SuaraJakartaCo, Jakarta – Menteri Dalam Negeri Muhammad Tito Karnavian menekankan penguatan koordinasi lintas kementerian dan lembaga (K/L) sebagai kunci percepatan pemulihan pascabencana di wilayah Sumatera.
Sebagai Ketua Satuan Tugas Percepatan Rehabilitasi dan Rekonstruksi (PRR) Pascabencana Sumatera, Tito menyampaikan bahwa penyamaan persepsi antarinstansi diperlukan agar setiap program pemulihan berjalan searah dan saling melengkapi.
Hal tersebut disampaikan Mendagri saat menerima Kepala Badan Pusat Statistik (BPS) Amalia Adininggar Widyasanti beserta jajaran di Posko Satgas PRR Pascabencana Sumatera, Kantor Kementerian Dalam Negeri, Jakarta, Senin (9/2).
“Koordinasi lintas kementerian dan lembaga harus diperkuat. Kita membutuhkan satu rujukan data agar pembagian tugas jelas dan pemantauan pemulihan di lapangan bisa dilakukan secara terukur,” kata Tito.
Dalam pertemuan itu, Mendagri dan BPS membahas pengembangan dashboard data tunggal yang akan digunakan bersama oleh seluruh kementerian dan lembaga terkait. Dashboard tersebut dinilai penting untuk memastikan kebijakan dan intervensi pemerintah pusat serta daerah berjalan terintegrasi.
Tito menyampaikan bahwa BPS telah mengumpulkan data awal melalui survei dan penugasan tim di tiga provinsi terdampak bencana. Data tersebut akan menjadi dasar koordinasi antarkementerian dalam menentukan prioritas penanganan.
Dari total 52 kabupaten/kota terdampak, pemerintah memfokuskan koordinasi penanganan pada 10 daerah dengan tingkat kerusakan paling berat, yakni Kabupaten Agam, Padang Pariaman, Tapanuli Utara, Tapanuli Tengah, Aceh Tamiang, Aceh Timur, Aceh Utara, Bireuen, Pidie Jaya, dan Aceh Tengah.

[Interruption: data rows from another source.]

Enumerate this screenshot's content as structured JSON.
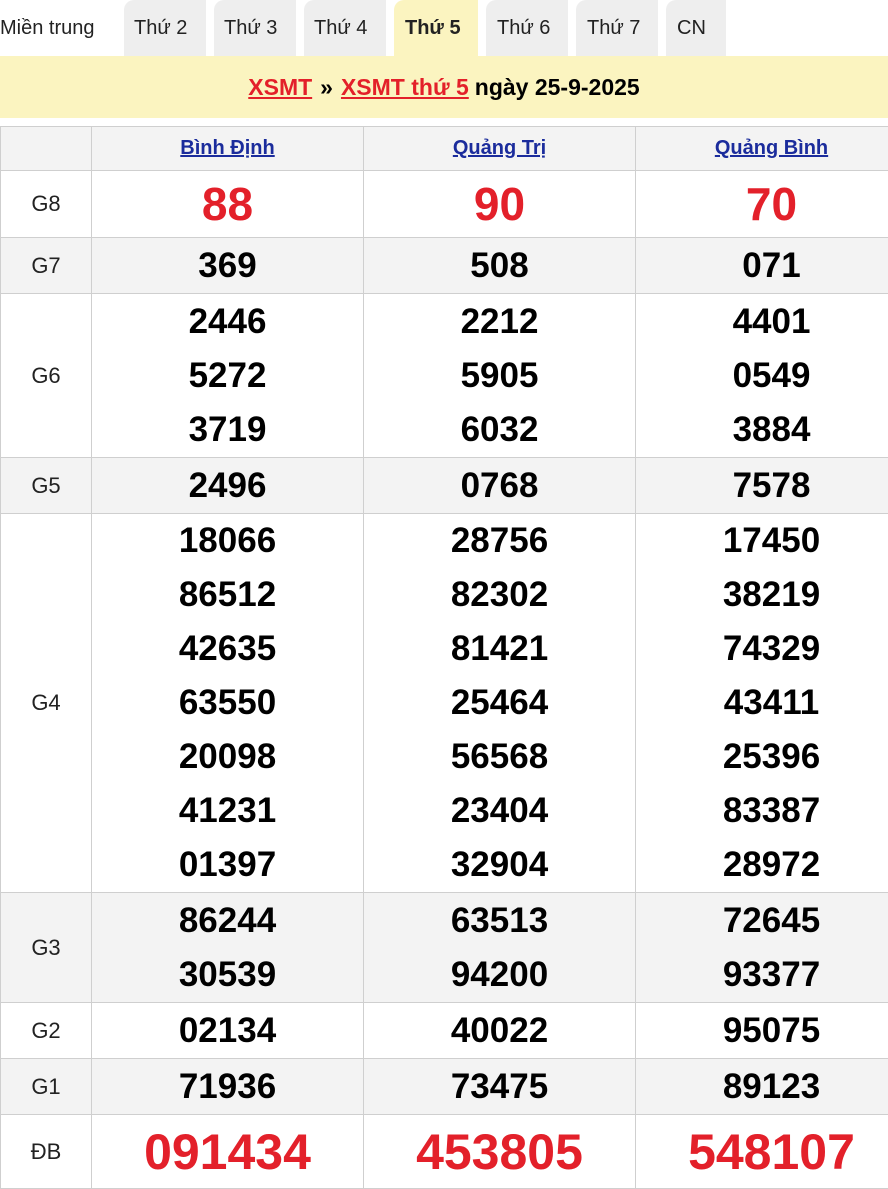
{
  "tabs": [
    {
      "label": "Miền trung",
      "active": false
    },
    {
      "label": "Thứ 2",
      "active": false
    },
    {
      "label": "Thứ 3",
      "active": false
    },
    {
      "label": "Thứ 4",
      "active": false
    },
    {
      "label": "Thứ 5",
      "active": true
    },
    {
      "label": "Thứ 6",
      "active": false
    },
    {
      "label": "Thứ 7",
      "active": false
    },
    {
      "label": "CN",
      "active": false
    }
  ],
  "banner": {
    "link1": "XSMT",
    "separator": "»",
    "link2": "XSMT thứ 5",
    "date": "ngày 25-9-2025"
  },
  "table": {
    "provinces": [
      "Bình Định",
      "Quảng Trị",
      "Quảng Bình"
    ],
    "rows": [
      {
        "label": "G8",
        "values": [
          [
            "88"
          ],
          [
            "90"
          ],
          [
            "70"
          ]
        ]
      },
      {
        "label": "G7",
        "values": [
          [
            "369"
          ],
          [
            "508"
          ],
          [
            "071"
          ]
        ]
      },
      {
        "label": "G6",
        "values": [
          [
            "2446",
            "5272",
            "3719"
          ],
          [
            "2212",
            "5905",
            "6032"
          ],
          [
            "4401",
            "0549",
            "3884"
          ]
        ]
      },
      {
        "label": "G5",
        "values": [
          [
            "2496"
          ],
          [
            "0768"
          ],
          [
            "7578"
          ]
        ]
      },
      {
        "label": "G4",
        "values": [
          [
            "18066",
            "86512",
            "42635",
            "63550",
            "20098",
            "41231",
            "01397"
          ],
          [
            "28756",
            "82302",
            "81421",
            "25464",
            "56568",
            "23404",
            "32904"
          ],
          [
            "17450",
            "38219",
            "74329",
            "43411",
            "25396",
            "83387",
            "28972"
          ]
        ]
      },
      {
        "label": "G3",
        "values": [
          [
            "86244",
            "30539"
          ],
          [
            "63513",
            "94200"
          ],
          [
            "72645",
            "93377"
          ]
        ]
      },
      {
        "label": "G2",
        "values": [
          [
            "02134"
          ],
          [
            "40022"
          ],
          [
            "95075"
          ]
        ]
      },
      {
        "label": "G1",
        "values": [
          [
            "71936"
          ],
          [
            "73475"
          ],
          [
            "89123"
          ]
        ]
      },
      {
        "label": "ĐB",
        "values": [
          [
            "091434"
          ],
          [
            "453805"
          ],
          [
            "548107"
          ]
        ]
      }
    ]
  },
  "colors": {
    "accent_red": "#e3202a",
    "link_blue": "#1b2c9c",
    "banner_bg": "#fbf4c0",
    "tab_bg": "#eeeeee"
  }
}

Menurut Tito, melalui koordinasi terpadu, pemerintah menargetkan kondisi normal fungsional di wilayah terdampak dapat dicapai dalam waktu sekitar dua bulan. Normal fungsional mencakup berfungsinya kembali layanan publik seperti pasar, sekolah, fasilitas kesehatan, listrik, dan infrastruktur dasar lainnya.
“Normal fungsional ini berbeda dengan normal permanen. Untuk pembangunan infrastruktur permanen tentu membutuhkan waktu lebih panjang,” ujarnya.
Ia menambahkan bahwa pengalaman penanganan pascatsunami Aceh menunjukkan pentingnya koordinasi lintas sektor dalam jangka panjang, mengingat pembangunan infrastruktur permanen seperti jembatan, jalan, dan gedung publik memerlukan proses yang tidak singkat.
Sementara itu, Kepala BPS Amalia Adininggar Widyasanti menyatakan bahwa dashboard data tunggal yang disiapkan akan mendukung koordinasi antarkementerian agar penyaluran bantuan dan program pemulihan tidak tumpang tindih.
“Dashboard ini dibangun dengan dukungan lintas kementerian dan lembaga agar dapat menjadi rujukan bersama dalam percepatan pemulihan pascabencana,” kata Amalia.
Pertemuan tersebut turut dihadiri Direktur Jenderal Kependudukan dan Pencatatan Sipil Kemendagri Teguh Setyabudi, Deputi Bidang Metodologi dan Informasi Statistik BPS Pudji Ismartini, serta Deputi Bidang Statistik Sosial BPS Nashrul Wajdi.